Corri bambina mia e non fermarti a pensare, ma illuditi e illudi! Conduci, sempre più lontano, le genti che ami, verso un regno che non potrà mai esistere in terra od in cielo! Intanto, rinnega, rinnega le forme! Afferma sicura che esse siano soltanto il portato d’una tua sciocca celia, remota e desueta, altrimenti, se mai ti conducesse il caso a costeggiare le balze d’una pozzanghera fangosa, potresti atterrirti e, forse, addirittura morire, scorgendo, nel torbido riflesso incrinato dell’acqua, il modo nel quale ora risulti acconciata. A quel punto, più a nulla varrebbero i foschi richiami dei tuoi fantasmi imperiosi e ti troveresti solitaria a vagare, sconsolata e sperduta, per un deserto sconosciuto e senza confini, disfacendoti pian piano nel nulla.

Ma, dunque, ripensandoci bene, sono poi così innocue le forme? È davvero meglio non meditarci troppo, altrimenti i vicini si potrebbero accorgere dell’assoluta perniciosità che affetta la mia natura asociale e, a quel punto, il Sindaco si vedrebbe costretto, con una speciale ordinanza, a far riaprire il manicomio per me; per me solo? Non m’importa poi tanto, purché gli infermieri siano ben educati. Come? Mi comunicate che non è possibile? Cosa mi dite? Che, al massimo, gli operatori paramedici possono essere socialmente aperti alla mia problematica di malato di mente? Mah, fate voi e scusatemi, già nell’esordio l’avevo premesso che, per me, questa società moderna costituisce un enigma insondabile. Come? Non ci si deve scusare, perché lo scusarsi per questo è ormai considerato corrispondere ad un comportamento antiquato e fuori luogo? No, adesso addirittura mi prevenite, dicendomi anche che nemmeno posso scusarmi per essermi scusato.
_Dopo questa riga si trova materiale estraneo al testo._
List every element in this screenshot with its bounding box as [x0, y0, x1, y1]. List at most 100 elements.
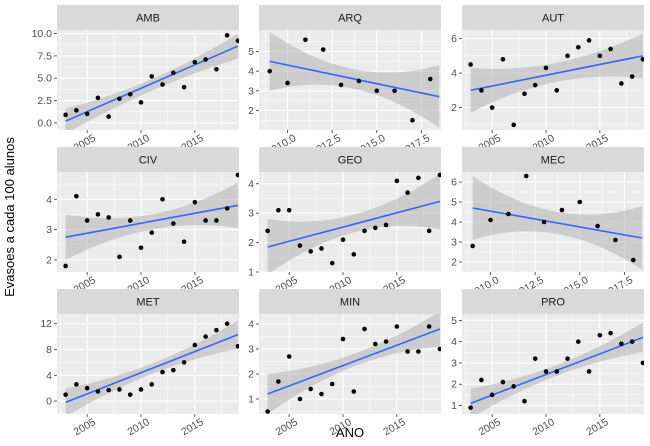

Ora basta davvero, ho proprio compreso che, solamente nelle profonde viscere di un manicomio ospitale potrò trovare un adeguato ricovero per la mia disgraziata diversità! Cosa mi dite ancora? Che tali cose non si possono affermare e che, quindi, sarei un villanzone? Ma, andiamo, una volta ripudiate le forme, questo termine che cosa può ancora significare ormai?